The largest mixed-use building in Britain besides London's Shard is back - and it's a lot more cutting edge.
It may share little of its status but the 95-storey London skyscraper is the only building in the country to compare to Birmingham's Mailbox, which is re-emerging after a £50 million redevelopment.
Such is its scale, that shoppers standing on the stairs of The Mailbox are actually closer to the new John Lewis behind them than the rear of the building.
Brockton Capital and partner Milligan, which bought the former Royal Mail sorting office in 2011, have invested in a new roof, larger public areas and improvements to the surrounding infrastructure.
The upshot is a grander space for luxury retail - principally in a 300ft long "urban room" on the second floor.
Brockton partner Simon Samuels said: "This asset needed whole-hearted transformation, not a sticking plaster.
"While all the focus has been on the retail position, it is also the offices, the food and beverage, everything - with mixed-use, everything has to feed one another.
"Birmingham's disposable income is more than in Manchester, Leeds, anywhere outside London. There are more millionaires here than in any of those other areas."
Mr Samuels said he had confidence that more visitors would flock to the city - but the challenge for The Mailbox was to ensure it was on the list of luxury destinations.
The expanded Harvey Nichols is central to the retail element but the new Everyman Cinema and Gas Street Social bar-restaurant have also been opened.
A new Armani store is also set to be fitted out.
The Mailbox project is by no means complete, as revealed by four empty stores fronting the urban room, and there is also a second anchor store underneath Harvey Nichols still to be filled.
But Mr Samuels said about three-quarters of the shopping space was let with at least four new retailers expected early in the new year.
There is also 45,000 sq ft of office space up for grabs.
Paul Hanegraaf, creative navigator of Milligan, said: "We want The Mailbox to be a place people go to, then decide what to do.
"There are places to dwell, somewhere to have a nice lunch, shop, or watch a movie. Before, it wasn't capturing enough people coming into Birmingham to shop for luxury. The idea is to capture a few more of them and suddenly it all looks better."

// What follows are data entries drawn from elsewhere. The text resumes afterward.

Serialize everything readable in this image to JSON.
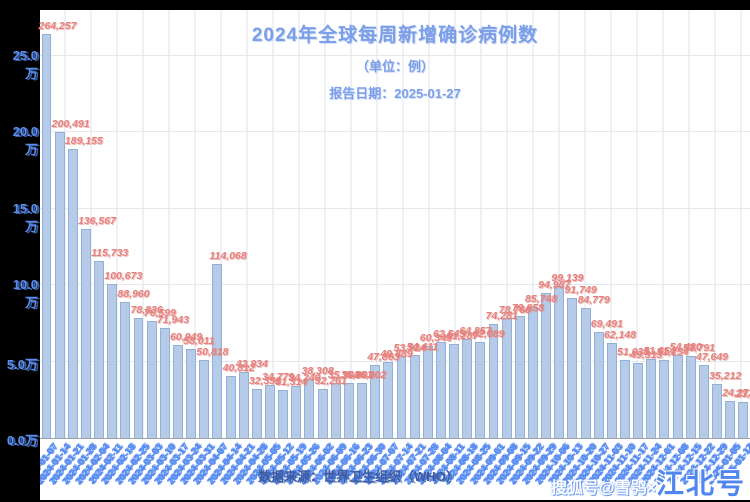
{
  "header": {
    "title": "2024年全球每周新增确诊病例数",
    "subtitle": "（单位：例）",
    "report_date_line": "报告日期：2025-01-27"
  },
  "footer": {
    "source_line": "数据来源：世界卫生组织（WHO）",
    "watermark_prefix": "搜狐号@雪鸮×",
    "watermark_brand": "江北号"
  },
  "y_axis": {
    "tick_labels": [
      "25.0万",
      "20.0万",
      "15.0万",
      "10.0万",
      "5.0万",
      "0.0万"
    ],
    "tick_values": [
      250000,
      200000,
      150000,
      100000,
      50000,
      0
    ]
  },
  "colors": {
    "background": "#000000",
    "plot_background": "#ffffff",
    "bar_fill": "#b5cbe7",
    "bar_edge": "#93b1d6",
    "value_label": "#e4827e",
    "axis_label": "#5b8dee",
    "title": "#7b9ee8",
    "source_text": "#3b5ba6",
    "watermark_brand": "#4f86f0"
  },
  "chart_data": {
    "type": "bar",
    "title": "2024年全球每周新增确诊病例数",
    "subtitle": "（单位：例）",
    "annotation": "报告日期：2025-01-27",
    "xlabel": "",
    "ylabel": "",
    "ylim": [
      0,
      280000
    ],
    "grid": true,
    "legend": false,
    "value_labels_shown": true,
    "x_tick_labels_overlapping_illegible": true,
    "x": [
      "2024-01-07",
      "2024-01-14",
      "2024-01-21",
      "2024-01-28",
      "2024-02-04",
      "2024-02-11",
      "2024-02-18",
      "2024-02-25",
      "2024-03-03",
      "2024-03-10",
      "2024-03-17",
      "2024-03-24",
      "2024-03-31",
      "2024-04-07",
      "2024-04-14",
      "2024-04-21",
      "2024-04-28",
      "2024-05-05",
      "2024-05-12",
      "2024-05-19",
      "2024-05-26",
      "2024-06-02",
      "2024-06-09",
      "2024-06-16",
      "2024-06-23",
      "2024-06-30",
      "2024-07-07",
      "2024-07-14",
      "2024-07-21",
      "2024-07-28",
      "2024-08-04",
      "2024-08-11",
      "2024-08-18",
      "2024-08-25",
      "2024-09-01",
      "2024-09-08",
      "2024-09-15",
      "2024-09-22",
      "2024-09-29",
      "2024-10-06",
      "2024-10-13",
      "2024-10-20",
      "2024-10-27",
      "2024-11-03",
      "2024-11-10",
      "2024-11-17",
      "2024-11-24",
      "2024-12-01",
      "2024-12-08",
      "2024-12-15",
      "2024-12-22",
      "2024-12-29",
      "2025-01-05",
      "2025-01-12"
    ],
    "values": [
      264257,
      200491,
      189155,
      136567,
      115733,
      100673,
      88960,
      78836,
      76599,
      71943,
      60949,
      58011,
      50818,
      114068,
      40812,
      42934,
      32356,
      34779,
      31314,
      34240,
      38308,
      32261,
      35904,
      35803,
      36002,
      47863,
      49889,
      53924,
      54411,
      60343,
      62545,
      61287,
      64857,
      62889,
      74281,
      78760,
      79858,
      85748,
      94987,
      99139,
      91749,
      84779,
      69491,
      62148,
      51038,
      49313,
      51654,
      51254,
      54480,
      53791,
      47649,
      35212,
      24272,
      23265
    ]
  }
}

The most impressive part of the redesign is the new urban room, which stretches into the Harvey Nichols store.
Space, along with the drastically reduced prospect of being rained on, is the most fundamental shift.
Before, people merely using The Mailbox as a through route would rub shoulders with shoppers in a narrow concourse.
Now, the thoroughfare is kept downstairs while the urban room above has been turned into a more spacious affair.
One of the major changes is in technology. When visitors arrive, those who have signed up for the app will be registered as soon as their number plate comes into view.
Brockton and Milligan have worked with Mailbox retailers to sync with their digital output, so visitors might see the latest lines from designers they have bought from in the past or deals on meals in one of the restaurants.